In concluding the book, Bull returns to his initial premise that the term “spirituality” is too imprecise to be useful in understanding the dynamics of a child’s moment to moment hospital experience. “It is a distraction for a healthcare professional to try and identify an individual’s spiritual profile; a greater freedom is created when they are released to explore connectedness and disconnectedness… and how this contrast relates to children’s perceptions of their situations.” A chaplain’s unique role in healthcare is engaging directly with the outer expression of the inner, “spiritual” world of another person. We find out where another person finds comfort and connection to support their healing. This may or may not involve religious faith.  Our role is that much more difficult to do and explain to other clinicians when it involves a child. A child may not be able to articulate their inner experience and needs because of their age and developmental stage, illness, and personal history.

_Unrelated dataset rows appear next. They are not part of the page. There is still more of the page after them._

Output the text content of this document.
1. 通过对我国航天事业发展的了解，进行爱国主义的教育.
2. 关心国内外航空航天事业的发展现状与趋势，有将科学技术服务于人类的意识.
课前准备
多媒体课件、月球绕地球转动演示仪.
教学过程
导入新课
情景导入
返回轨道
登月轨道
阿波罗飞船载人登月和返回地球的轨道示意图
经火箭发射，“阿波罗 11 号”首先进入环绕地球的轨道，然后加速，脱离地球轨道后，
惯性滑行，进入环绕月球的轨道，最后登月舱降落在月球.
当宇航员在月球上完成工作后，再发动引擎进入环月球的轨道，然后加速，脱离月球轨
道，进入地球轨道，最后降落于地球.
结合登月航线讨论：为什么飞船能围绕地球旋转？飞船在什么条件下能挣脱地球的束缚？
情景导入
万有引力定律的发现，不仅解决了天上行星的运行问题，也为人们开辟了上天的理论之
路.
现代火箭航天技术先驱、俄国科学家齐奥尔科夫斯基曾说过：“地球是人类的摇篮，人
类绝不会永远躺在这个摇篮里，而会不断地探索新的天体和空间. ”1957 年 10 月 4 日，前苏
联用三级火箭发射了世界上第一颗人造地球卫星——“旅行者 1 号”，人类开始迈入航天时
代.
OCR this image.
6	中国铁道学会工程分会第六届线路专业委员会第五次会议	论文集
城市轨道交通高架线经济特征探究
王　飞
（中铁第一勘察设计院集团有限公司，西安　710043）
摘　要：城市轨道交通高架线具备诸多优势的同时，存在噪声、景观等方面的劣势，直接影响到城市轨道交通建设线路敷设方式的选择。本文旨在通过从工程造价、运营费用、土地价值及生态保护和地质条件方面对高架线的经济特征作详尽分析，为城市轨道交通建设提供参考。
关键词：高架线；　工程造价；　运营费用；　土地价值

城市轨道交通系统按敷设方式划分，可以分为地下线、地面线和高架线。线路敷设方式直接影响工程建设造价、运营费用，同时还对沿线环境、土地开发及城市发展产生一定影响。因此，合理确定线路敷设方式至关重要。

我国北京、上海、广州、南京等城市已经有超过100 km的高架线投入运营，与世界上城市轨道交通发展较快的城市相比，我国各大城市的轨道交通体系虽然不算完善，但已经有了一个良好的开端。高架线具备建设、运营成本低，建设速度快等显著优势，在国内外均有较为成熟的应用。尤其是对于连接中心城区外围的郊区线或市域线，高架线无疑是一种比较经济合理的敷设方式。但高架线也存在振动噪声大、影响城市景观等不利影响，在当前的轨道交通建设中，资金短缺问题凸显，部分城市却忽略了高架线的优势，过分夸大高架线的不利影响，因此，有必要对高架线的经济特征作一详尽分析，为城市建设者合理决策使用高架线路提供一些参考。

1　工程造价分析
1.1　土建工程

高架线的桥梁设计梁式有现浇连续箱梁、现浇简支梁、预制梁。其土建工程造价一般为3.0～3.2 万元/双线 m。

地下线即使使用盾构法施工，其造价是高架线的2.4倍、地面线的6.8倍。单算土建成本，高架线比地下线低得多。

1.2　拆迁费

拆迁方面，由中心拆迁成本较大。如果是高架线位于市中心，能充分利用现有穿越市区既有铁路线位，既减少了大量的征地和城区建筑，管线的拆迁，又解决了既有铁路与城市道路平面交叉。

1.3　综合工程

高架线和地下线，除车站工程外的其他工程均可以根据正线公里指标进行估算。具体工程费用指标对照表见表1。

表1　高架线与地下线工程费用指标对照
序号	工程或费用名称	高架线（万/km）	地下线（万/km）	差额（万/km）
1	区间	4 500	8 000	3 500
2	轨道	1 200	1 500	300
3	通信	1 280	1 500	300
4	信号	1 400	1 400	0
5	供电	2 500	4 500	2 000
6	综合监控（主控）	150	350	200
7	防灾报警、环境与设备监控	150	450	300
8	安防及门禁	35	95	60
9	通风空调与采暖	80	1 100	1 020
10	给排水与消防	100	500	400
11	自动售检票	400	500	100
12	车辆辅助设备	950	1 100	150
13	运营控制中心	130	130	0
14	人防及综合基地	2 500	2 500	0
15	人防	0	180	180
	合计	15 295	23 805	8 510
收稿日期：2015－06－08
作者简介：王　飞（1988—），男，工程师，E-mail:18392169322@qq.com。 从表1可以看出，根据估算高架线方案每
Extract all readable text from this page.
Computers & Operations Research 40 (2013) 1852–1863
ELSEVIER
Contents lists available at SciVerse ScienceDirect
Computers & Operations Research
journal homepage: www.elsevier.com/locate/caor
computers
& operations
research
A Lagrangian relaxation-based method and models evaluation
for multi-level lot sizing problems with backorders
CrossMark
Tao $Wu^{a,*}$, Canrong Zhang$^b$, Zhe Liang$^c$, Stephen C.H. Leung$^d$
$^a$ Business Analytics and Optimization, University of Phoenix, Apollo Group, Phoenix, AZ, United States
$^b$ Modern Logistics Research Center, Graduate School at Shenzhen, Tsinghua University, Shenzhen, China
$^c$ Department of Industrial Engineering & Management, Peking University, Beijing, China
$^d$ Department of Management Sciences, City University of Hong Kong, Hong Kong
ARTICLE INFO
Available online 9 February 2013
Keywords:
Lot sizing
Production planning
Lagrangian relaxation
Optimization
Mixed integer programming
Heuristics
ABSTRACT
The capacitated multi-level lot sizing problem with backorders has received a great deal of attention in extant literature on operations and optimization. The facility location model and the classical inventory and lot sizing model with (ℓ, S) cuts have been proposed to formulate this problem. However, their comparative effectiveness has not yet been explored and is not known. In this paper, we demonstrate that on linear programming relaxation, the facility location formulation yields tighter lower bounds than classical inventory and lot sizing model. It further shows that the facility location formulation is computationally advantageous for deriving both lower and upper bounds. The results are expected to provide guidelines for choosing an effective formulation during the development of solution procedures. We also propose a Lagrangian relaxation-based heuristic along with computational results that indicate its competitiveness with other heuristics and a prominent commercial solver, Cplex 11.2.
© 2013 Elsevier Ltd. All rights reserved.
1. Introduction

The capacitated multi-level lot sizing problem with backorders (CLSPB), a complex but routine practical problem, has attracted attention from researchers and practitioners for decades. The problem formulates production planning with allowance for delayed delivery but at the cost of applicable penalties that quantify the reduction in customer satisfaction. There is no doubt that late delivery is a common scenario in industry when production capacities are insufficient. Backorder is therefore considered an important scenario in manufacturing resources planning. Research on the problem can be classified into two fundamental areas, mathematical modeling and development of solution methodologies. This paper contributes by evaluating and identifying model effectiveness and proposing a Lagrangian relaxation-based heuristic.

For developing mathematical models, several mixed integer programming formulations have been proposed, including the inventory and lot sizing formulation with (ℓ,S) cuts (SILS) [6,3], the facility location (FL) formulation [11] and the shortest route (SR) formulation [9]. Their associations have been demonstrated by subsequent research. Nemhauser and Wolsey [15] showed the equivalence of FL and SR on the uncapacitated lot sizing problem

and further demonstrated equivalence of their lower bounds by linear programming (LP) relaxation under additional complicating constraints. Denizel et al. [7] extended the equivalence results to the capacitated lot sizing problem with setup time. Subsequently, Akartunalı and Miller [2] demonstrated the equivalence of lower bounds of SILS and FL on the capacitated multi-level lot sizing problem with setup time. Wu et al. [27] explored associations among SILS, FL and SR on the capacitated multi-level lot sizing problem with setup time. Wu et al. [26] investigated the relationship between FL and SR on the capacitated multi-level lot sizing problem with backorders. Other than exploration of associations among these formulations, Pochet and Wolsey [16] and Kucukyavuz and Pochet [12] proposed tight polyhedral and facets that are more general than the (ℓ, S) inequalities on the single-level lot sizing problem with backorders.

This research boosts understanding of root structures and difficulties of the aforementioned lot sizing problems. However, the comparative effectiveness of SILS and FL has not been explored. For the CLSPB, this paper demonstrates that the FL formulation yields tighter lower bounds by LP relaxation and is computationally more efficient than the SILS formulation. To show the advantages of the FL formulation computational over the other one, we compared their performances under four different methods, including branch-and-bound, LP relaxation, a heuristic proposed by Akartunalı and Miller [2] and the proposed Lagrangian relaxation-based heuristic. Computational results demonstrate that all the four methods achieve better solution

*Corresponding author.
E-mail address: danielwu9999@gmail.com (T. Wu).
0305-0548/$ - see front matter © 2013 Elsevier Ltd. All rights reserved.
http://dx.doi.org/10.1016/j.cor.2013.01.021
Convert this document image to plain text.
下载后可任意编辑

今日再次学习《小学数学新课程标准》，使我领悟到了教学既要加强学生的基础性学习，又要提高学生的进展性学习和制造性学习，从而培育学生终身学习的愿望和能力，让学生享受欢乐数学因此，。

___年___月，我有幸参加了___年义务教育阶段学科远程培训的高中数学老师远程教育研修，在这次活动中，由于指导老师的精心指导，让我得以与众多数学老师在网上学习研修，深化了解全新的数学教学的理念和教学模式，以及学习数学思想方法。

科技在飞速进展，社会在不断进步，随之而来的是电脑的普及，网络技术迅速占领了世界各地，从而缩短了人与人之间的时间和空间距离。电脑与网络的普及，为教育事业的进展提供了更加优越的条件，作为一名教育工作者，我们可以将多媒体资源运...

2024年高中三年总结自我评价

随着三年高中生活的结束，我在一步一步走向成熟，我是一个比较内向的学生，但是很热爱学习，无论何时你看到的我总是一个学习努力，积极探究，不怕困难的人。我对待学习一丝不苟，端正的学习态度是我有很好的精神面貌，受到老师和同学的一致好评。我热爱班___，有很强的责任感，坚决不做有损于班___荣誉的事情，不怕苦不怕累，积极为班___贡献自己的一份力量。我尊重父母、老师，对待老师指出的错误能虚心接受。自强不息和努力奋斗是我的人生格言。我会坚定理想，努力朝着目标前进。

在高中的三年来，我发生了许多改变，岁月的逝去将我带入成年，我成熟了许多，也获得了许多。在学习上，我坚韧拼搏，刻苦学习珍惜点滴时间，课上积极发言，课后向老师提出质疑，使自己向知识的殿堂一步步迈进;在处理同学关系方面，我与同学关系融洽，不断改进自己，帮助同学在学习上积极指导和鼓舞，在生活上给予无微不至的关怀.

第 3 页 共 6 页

If you are a healthcare professional who has ever struggled to explain “spiritual care” to children, families, or interdisciplinary colleagues, I wholeheartedly recommend Alister Bull’s book.  Bull’s clear language and simple approaches remove the “distraction” of overt spiritual and religious framing. I’m intrigued to see how the language and facilitation of connectedness might lead to more reflective practice for individual chaplains. I’m curious how this approach might lead to greater clarity and growth for the profession, as we seek to meet people of all ages and backgrounds, to facilitate their voices in guiding their own healing journeys.